Elle l’interrogeait sans un atome de coquetterie ; mais une séduction émanait de son sourire, du regard d’eau bleue jailli entre les cils noirs, très longs… Et un peu brusquement, il lança :

— Ensuite, parce que si vous ne viviez pas, comme vous le faites, en l’habituelle société des individus supérieurs qui sont les auteurs de vos livres favoris, les humbles mortels auraient peut-être alors quelque chance d’attirer un peu votre attention !

— Mon attention ? N’en ayez donc pas cure ! Elle est fantasque, de façon déplorable… Elle se donne à des sujets, à des occupations, à des objets qui la passionnent et que les gens raisonnables qualifieraient d’absurdes, neuf fois sur dix.

France s’arrêta. Ils allaient entrer dans les rues claires où s’épandait la splendeur du soleil de midi. A leurs pieds, par delà les chalets, les villas enserrées dans les bouquets d’arbres déjà tachetés d’or roux, la mer d’un bleu profond, à peine ridé de frissons légers, mouillait doucement le sable de la plage déserte.

Le regard de France enveloppa ce paysage d’eau et de lumière et s’immobilisa à le contempler. Mais vers elle monta la voix de Rozenne qui disait d’un ton mi-sérieux, mi-plaisant :

— Comment, vous, qui sentez si vivement la beauté des choses, ne vous contentez-vous pas, pendant quelques semaines, de contempler les spectacles offerts par la nature à ses fidèles ?… vous laissant vivre, tout simplement, comme une exquise petite fleur humaine…

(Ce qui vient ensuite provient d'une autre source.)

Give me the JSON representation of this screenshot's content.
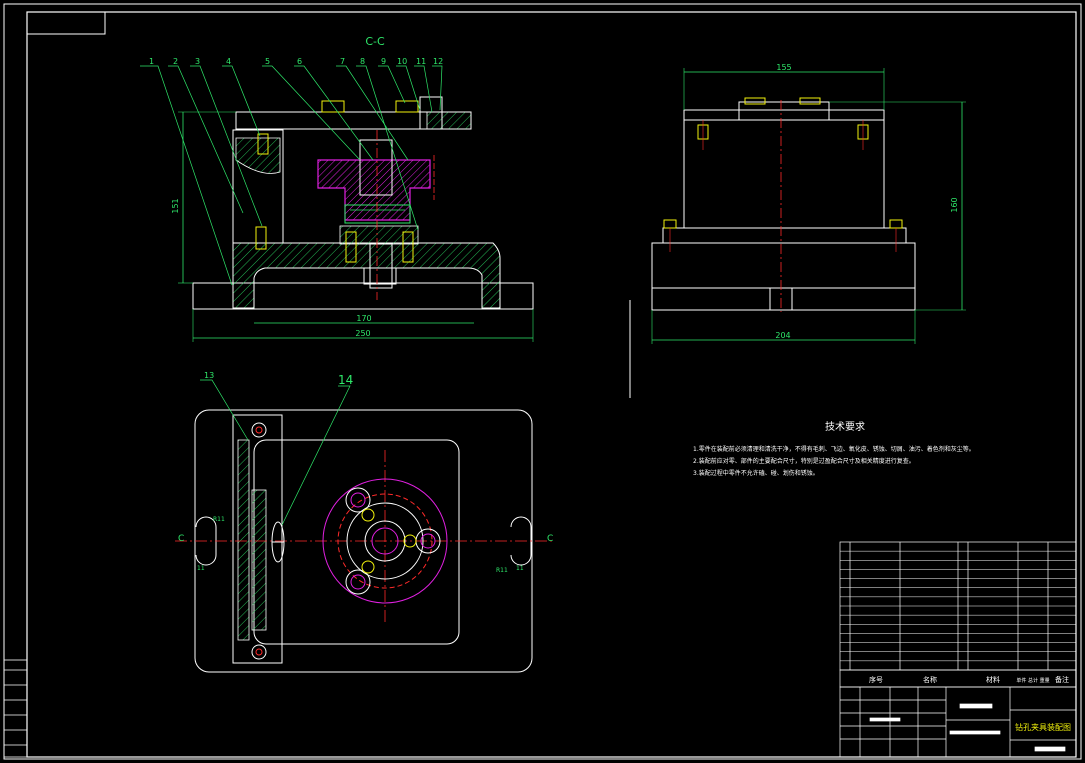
{
  "colors": {
    "background": "#000000",
    "frame": "#ffffff",
    "dimension": "#2ee86a",
    "hatch": "#2ee86a",
    "magenta": "#e020e0",
    "red": "#ff2a2a",
    "yellow": "#f2f20c",
    "cyan": "#19e6e6"
  },
  "section_label": "C-C",
  "part_callouts": [
    "1",
    "2",
    "3",
    "4",
    "5",
    "6",
    "7",
    "8",
    "9",
    "10",
    "11",
    "12"
  ],
  "plan_callouts": [
    "13",
    "14"
  ],
  "dimensions": {
    "front_height": "151",
    "front_inner_width": "170",
    "front_total_width": "250",
    "side_top_width": "155",
    "side_height": "160",
    "side_bottom_width": "204",
    "r11_a": "R11",
    "r11_b": "R11",
    "dim_11_a": "11",
    "dim_11_b": "11",
    "c_left": "C",
    "c_right": "C"
  },
  "tech_requirements": {
    "title": "技术要求",
    "items": [
      "1.零件在装配前必须清理和清洗干净，不得有毛刺、飞边、氧化皮、锈蚀、切屑、油污、着色剂和灰尘等。",
      "2.装配前应对零、部件的主要配合尺寸，特别是过盈配合尺寸及相关精度进行复查。",
      "3.装配过程中零件不允许磕、碰、划伤和锈蚀。"
    ]
  },
  "bom_header": {
    "seq": "序号",
    "name": "名称",
    "material": "材料",
    "weight": "单件 总计 重量",
    "remark": "备注"
  },
  "title_block": {
    "drawing_title": "钻孔夹具装配图"
  }
}
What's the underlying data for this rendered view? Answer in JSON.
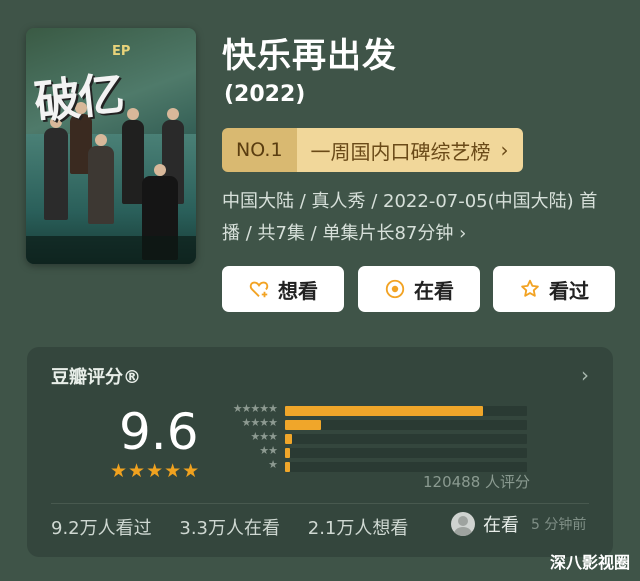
{
  "poster": {
    "title_art": "破亿",
    "ep_mark": "EP"
  },
  "show": {
    "title": "快乐再出发",
    "year": "(2022)"
  },
  "ranking": {
    "no": "NO.1",
    "list": "一周国内口碑综艺榜",
    "chevron": "›"
  },
  "meta": {
    "line1": "中国大陆 / 真人秀 / 2022-07-05(中国大陆) 首",
    "line2": "播 / 共7集 / 单集片长87分钟 ›"
  },
  "actions": [
    {
      "label": "想看",
      "icon": "heart-plus-icon"
    },
    {
      "label": "在看",
      "icon": "radio-target-icon"
    },
    {
      "label": "看过",
      "icon": "star-icon"
    }
  ],
  "rating": {
    "header": "豆瓣评分®",
    "score": "9.6",
    "stars": "★★★★★",
    "star_rows": [
      "★★★★★",
      "★★★★",
      "★★★",
      "★★",
      "★"
    ],
    "distribution": [
      0.82,
      0.15,
      0.03,
      0.02,
      0.02
    ],
    "count": "120488 人评分",
    "stats": {
      "watched": "9.2万人看过",
      "watching": "3.3万人在看",
      "want": "2.1万人想看"
    },
    "status_label": "在看",
    "status_time": "5 分钟前"
  },
  "watermark": "深八影视圈",
  "colors": {
    "background": "#3f5448",
    "accent": "#f0a62a",
    "rank_bg": "#f1d79a"
  }
}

Elle secoua la tête et sourit.

— Cela ne me suffirait pas… Ce que je sens très profondément, il faut, presque malgré moi, que je le traduise en des vers… Et ensuite, ces vers, j’ai la coquetterie de les ciseler pour qu’ils ne soient pas trop indignes de ceux de mon père. Vous savez, noblesse oblige !

— Quand me permettrez-vous d’en lire, de ces vers qui m’apparaissent comme le fruit défendu ?

— Que sait-on ? Je crois bien que je demeurerai jalouse de les conserver pour moi seule, jusqu’au jour où quelque grave raison me décidera à les livrer au public… Et puis, là-dessus, je vous quitte, car je voudrais reconduire Bob, afin d’embrasser Marguerite. Sans rancune, n’est-ce pas ?

Une expression très douce, bien féminine, souriait dans son regard bleu, entr’ouvrait ses lèvres, dont le souple dessin avait une grâce caressante.

Et Rozenne, sincère, répéta, serrant la main dégantée qu’elle lui tendait :

— Sans rancune !

Elle se détourna et descendit la pente raide qui conduisait chez sa sœur. Lui, continua son chemin, impatienté contre lui-même pour toute sorte de complexes raisons.

Chargement de la publicité...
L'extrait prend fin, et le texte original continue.